When the pressure comes, the deadlines, the old assumptions, the stakeholder pushback, I go back to three simple questions:

  1. Role: What seat am I really in right now? Guardian, owner, steward, change agent?
  2. Responsibility: Who or what am I defending? The idea, the legacy, the people, or my pride?
  3. Risk: What is the cost if we stick? What odds could we unlock if we switch?

This keeps me from playing hero to my own instinct.

How to Switch Doors in Real Life

Situational leadership is not indecision. It is the discipline to doubt your first instinct and update it when reality demands. That is the edge.

Practice Humility: Acknowledge your bias, especially when you are the most certain.

Slow Down and Reflect: Build a cooling-off window for big calls.

Gather Diverse Perspectives: Listen to the “intern” in the room. Sometimes they are the mirror that saves you.

Embrace the Math: Run the real odds. Comfort will lie to you. The numbers will not.

The Reverse That Redefines It All

Your first instinct is not your truth. It is your trap.
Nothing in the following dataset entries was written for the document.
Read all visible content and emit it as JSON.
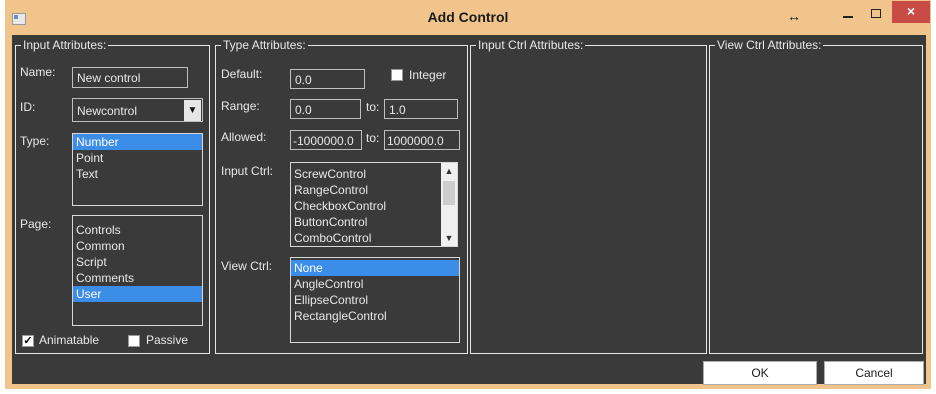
{
  "window": {
    "title": "Add Control",
    "resize_glyph": "↔",
    "close_glyph": "×"
  },
  "input_attributes": {
    "legend": "Input Attributes:",
    "name_label": "Name:",
    "name_value": "New control",
    "id_label": "ID:",
    "id_value": "Newcontrol",
    "type_label": "Type:",
    "type_options": [
      {
        "label": "Number",
        "selected": true
      },
      {
        "label": "Point",
        "selected": false
      },
      {
        "label": "Text",
        "selected": false
      }
    ],
    "page_label": "Page:",
    "page_options": [
      {
        "label": "Controls",
        "selected": false
      },
      {
        "label": "Common",
        "selected": false
      },
      {
        "label": "Script",
        "selected": false
      },
      {
        "label": "Comments",
        "selected": false
      },
      {
        "label": "User",
        "selected": true
      }
    ],
    "animatable_label": "Animatable",
    "animatable_checked": true,
    "passive_label": "Passive",
    "passive_checked": false
  },
  "type_attributes": {
    "legend": "Type Attributes:",
    "default_label": "Default:",
    "default_value": "0.0",
    "integer_label": "Integer",
    "integer_checked": false,
    "range_label": "Range:",
    "range_min": "0.0",
    "range_to_label": "to:",
    "range_max": "1.0",
    "allowed_label": "Allowed:",
    "allowed_min": "-1000000.0",
    "allowed_to_label": "to:",
    "allowed_max": "1000000.0",
    "input_ctrl_label": "Input Ctrl:",
    "input_ctrl_options": [
      {
        "label": "ScrewControl",
        "selected": false
      },
      {
        "label": "RangeControl",
        "selected": false
      },
      {
        "label": "CheckboxControl",
        "selected": false
      },
      {
        "label": "ButtonControl",
        "selected": false
      },
      {
        "label": "ComboControl",
        "selected": false
      }
    ],
    "view_ctrl_label": "View Ctrl:",
    "view_ctrl_options": [
      {
        "label": "None",
        "selected": true
      },
      {
        "label": "AngleControl",
        "selected": false
      },
      {
        "label": "EllipseControl",
        "selected": false
      },
      {
        "label": "RectangleControl",
        "selected": false
      }
    ]
  },
  "input_ctrl_attributes": {
    "legend": "Input Ctrl Attributes:"
  },
  "view_ctrl_attributes": {
    "legend": "View Ctrl Attributes:"
  },
  "buttons": {
    "ok": "OK",
    "cancel": "Cancel"
  },
  "colors": {
    "title_bar": "#f0c48a",
    "client": "#3a3a3a",
    "selection": "#3c8de8",
    "close": "#c84b45"
  },
  "icons": [
    "app-icon",
    "resize-icon",
    "minimize-icon",
    "maximize-icon",
    "close-icon",
    "dropdown-arrow-icon",
    "scroll-up-icon",
    "scroll-down-icon",
    "checkmark-icon"
  ]
}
The opposite of situational leadership is not rigidity. It is self-preservation disguised as loyalty. Wang Labs clung to their winning door and lost everything. Our campus team could have stayed liked and paid for it for years. Our school could have protected tradition and let our families down when they needed us most.

Bias will tell you the door you know is the door you need. Leadership is the discipline to switch when the odds say so.

Next time you stand in front of three doors, pause. Ask yourself: Which one am I clinging to just because it feels safe? What is the worst that could happen if I switch? And what breakthrough might be waiting on the other side?

That is where your next level lives. That is where your legacy breathes.